Multi-objective optimisation of variable-stiffness composite cylinders with geometric imperfections

Abstract

This study presents an imperfection-tolerant, surrogate-assisted framework for the multi-objective optimisation of variable-stiffness (VS) composite cylinders that explicitly incorporates experimentally measured geometric imperfections. Principal component analysis (PCA) is applied to extract dominant imperfection modes from experimental data, and Latin hypercube sampling (LHS) is used to generate statistically consistent synthetic fields, which are subsequently mapped onto nonlinear finite element (FE) models. Linear buckling and geometrically nonlinear collapse analyses are performed under axial compression to determine the ideal and actual load-carrying capacities, from which the knockdown factor (KDF), quantifying imperfection sensitivity, is derived. Gaussian Process Regression (GPR) surrogates are trained to predict the mass and collapse loads of perfect and imperfect geometries with high cross-validated accuracy, while KDF is computed as their ratio.

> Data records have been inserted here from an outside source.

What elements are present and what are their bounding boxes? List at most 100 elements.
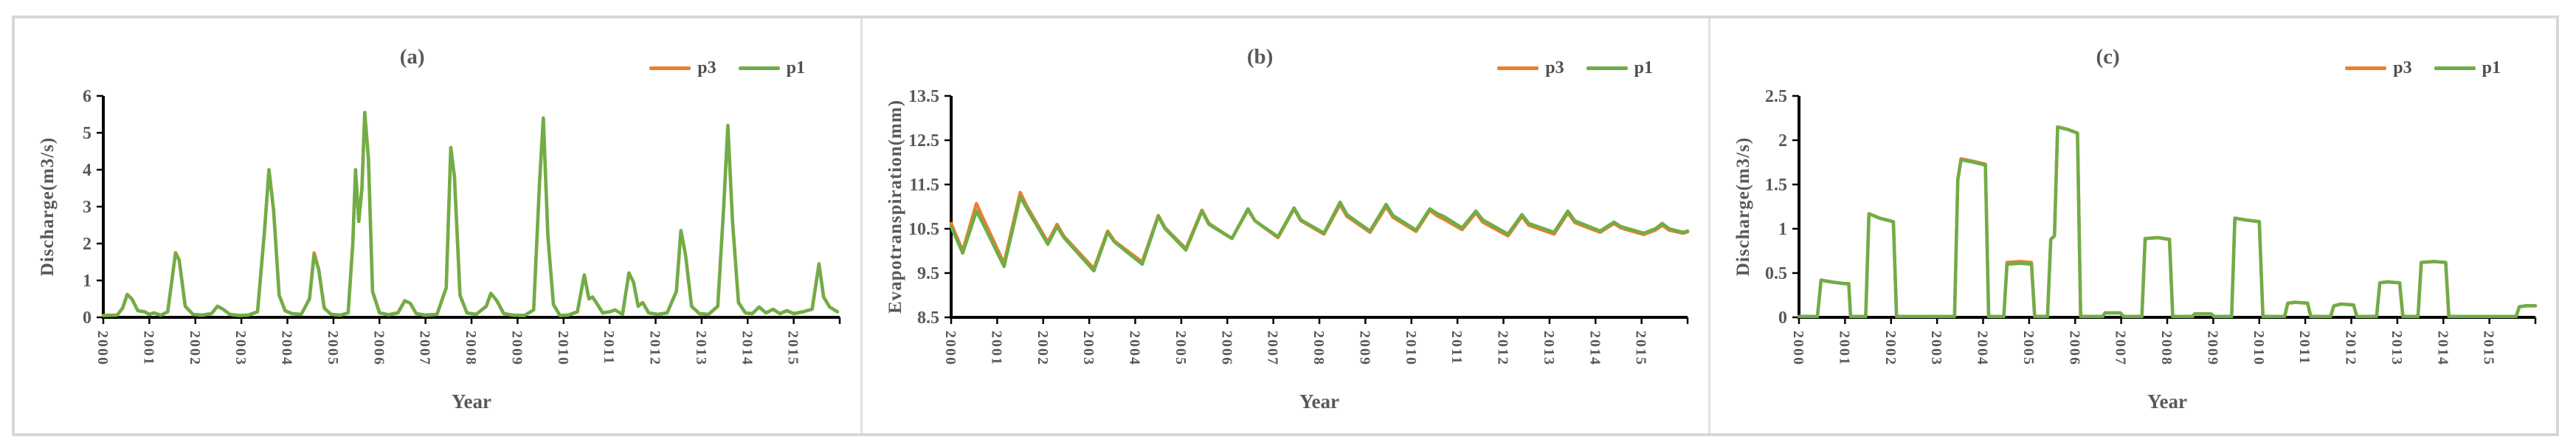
chart-panel-c: (c) p3 p1 0 0.5 1 1.5 2 2.5 2000 2001 2002 2003 20… [1708,18,2556,433]
svg-text:2001: 2001 [140,331,156,366]
svg-text:2013: 2013 [2389,331,2405,366]
svg-text:Year: Year [1299,390,1339,413]
legend-label-p3: p3 [697,58,716,77]
svg-text:2000: 2000 [1790,331,1806,366]
svg-text:2004: 2004 [1127,331,1143,366]
svg-text:2010: 2010 [555,331,571,366]
svg-text:Year: Year [452,390,491,413]
legend-line-p1-icon [1586,66,1628,70]
svg-text:Discharge(m3/s): Discharge(m3/s) [38,137,58,277]
svg-text:2000: 2000 [94,331,111,366]
svg-text:0: 0 [83,308,91,328]
legend-item-p1: p1 [738,58,805,78]
svg-text:2005: 2005 [1173,331,1189,366]
svg-text:2007: 2007 [417,331,433,366]
chart-panels-row: (a) p3 p1 0 1 2 3 4 5 6 2000 2001 2002 2003 2004 200… [15,18,2556,433]
svg-text:2.5: 2.5 [1765,87,1787,106]
legend-label-p3: p3 [2393,58,2412,77]
svg-text:2014: 2014 [2434,331,2451,366]
svg-text:2004: 2004 [279,331,295,366]
svg-text:2003: 2003 [232,331,249,366]
svg-text:2012: 2012 [647,331,663,366]
chart-title-a: (a) [399,45,425,69]
svg-text:2006: 2006 [370,331,387,366]
svg-text:5: 5 [83,124,91,143]
svg-text:2008: 2008 [1311,331,1327,366]
svg-text:2003: 2003 [1928,331,1944,366]
svg-text:Year: Year [2147,390,2187,413]
svg-text:1.5: 1.5 [1765,176,1787,195]
svg-text:2001: 2001 [988,331,1004,366]
svg-text:2002: 2002 [187,331,203,366]
chart-panel-a: (a) p3 p1 0 1 2 3 4 5 6 2000 2001 2002 2003 2004 200… [15,18,860,433]
svg-text:Evapotranspiration(mm): Evapotranspiration(mm) [885,100,905,314]
legend-item-p3: p3 [1497,58,1564,78]
svg-text:6: 6 [83,87,91,106]
figure-frame: (a) p3 p1 0 1 2 3 4 5 6 2000 2001 2002 2003 2004 200… [12,15,2559,436]
chart-title-c: (c) [2096,45,2120,69]
legend-line-p3-icon [1497,66,1539,70]
svg-text:2003: 2003 [1080,331,1097,366]
svg-text:2002: 2002 [1035,331,1051,366]
svg-text:9.5: 9.5 [917,264,939,283]
plot-area-b: 8.5 9.5 10.5 11.5 12.5 13.5 2000 2001 2002 2003 20… [885,87,1690,413]
svg-text:2005: 2005 [325,331,341,366]
svg-text:11.5: 11.5 [909,176,939,195]
svg-text:2001: 2001 [1836,331,1852,366]
svg-text:0.5: 0.5 [1765,264,1787,283]
legend-line-p3-icon [2345,66,2387,70]
svg-text:2012: 2012 [2343,331,2359,366]
svg-text:2006: 2006 [1218,331,1235,366]
legend-a: p3 p1 [649,58,805,78]
svg-text:2011: 2011 [1448,331,1465,365]
svg-text:2007: 2007 [2113,331,2129,366]
svg-text:0: 0 [1778,308,1787,328]
svg-text:2002: 2002 [1882,331,1899,366]
svg-text:2010: 2010 [2251,331,2267,366]
legend-line-p1-icon [2434,66,2476,70]
legend-label-p1: p1 [2482,58,2501,77]
svg-text:2011: 2011 [2296,331,2313,365]
svg-text:2008: 2008 [463,331,479,366]
svg-text:2013: 2013 [693,331,709,366]
legend-label-p3: p3 [1545,58,1564,77]
svg-text:2009: 2009 [1356,331,1372,366]
svg-text:12.5: 12.5 [908,131,939,151]
svg-text:8.5: 8.5 [917,308,939,328]
svg-text:2013: 2013 [1541,331,1557,366]
legend-item-p1: p1 [1586,58,1653,78]
legend-c: p3 p1 [2345,58,2501,78]
svg-text:10.5: 10.5 [908,220,939,239]
svg-text:2009: 2009 [508,331,525,366]
legend-label-p1: p1 [1634,58,1653,77]
plot-area-a: 0 1 2 3 4 5 6 2000 2001 2002 2003 2004 2005 2006 2007 2… [38,87,841,413]
svg-text:2004: 2004 [1975,331,1991,366]
svg-text:2000: 2000 [942,331,959,366]
legend-line-p3-icon [649,66,691,70]
svg-text:2: 2 [83,235,91,254]
svg-text:2005: 2005 [2020,331,2037,366]
svg-text:2007: 2007 [1265,331,1281,366]
svg-text:1: 1 [83,272,91,291]
legend-item-p1: p1 [2434,58,2501,78]
svg-text:2015: 2015 [1633,331,1649,366]
svg-text:2006: 2006 [2066,331,2082,366]
plot-area-c: 0 0.5 1 1.5 2 2.5 2000 2001 2002 2003 2004 2005 2006… [1733,87,2538,413]
legend-label-p1: p1 [786,58,805,77]
chart-title-b: (b) [1246,45,1274,69]
svg-text:1: 1 [1778,220,1787,239]
svg-text:Discharge(m3/s): Discharge(m3/s) [1733,137,1753,277]
svg-text:3: 3 [83,198,91,217]
svg-text:2014: 2014 [739,331,755,366]
legend-item-p3: p3 [2345,58,2412,78]
svg-text:2011: 2011 [601,331,617,365]
svg-text:2015: 2015 [2481,331,2497,366]
svg-text:2008: 2008 [2158,331,2175,366]
legend-item-p3: p3 [649,58,716,78]
svg-text:13.5: 13.5 [908,87,939,106]
legend-line-p1-icon [738,66,780,70]
svg-text:2010: 2010 [1403,331,1419,366]
svg-text:2014: 2014 [1586,331,1603,366]
svg-text:2012: 2012 [1495,331,1511,366]
chart-panel-b: (b) p3 p1 8.5 9.5 10.5 11.5 12.5 13.5 2000 2001… [860,18,1708,433]
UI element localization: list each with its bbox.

The framework enables simultaneous optimisation of three objectives: mass minimisation, collapse-load maximisation, and KDF maximisation by using Bayesian Optimisation (BO) and the Non-dominated Sorting Genetic Algorithm II (NSGA-II) independently. Results demonstrate that integrating experimentally informed imperfections with surrogate-based optimisation captures the key physical trends governing buckling and imperfection sensitivity, while achieving substantial computational savings relative to direct nonlinear analyses, and that both optimisers yield consistent Pareto fronts featuring smooth, manufacturable fibre trajectories that balance lightweight efficiency, strength, and robustness.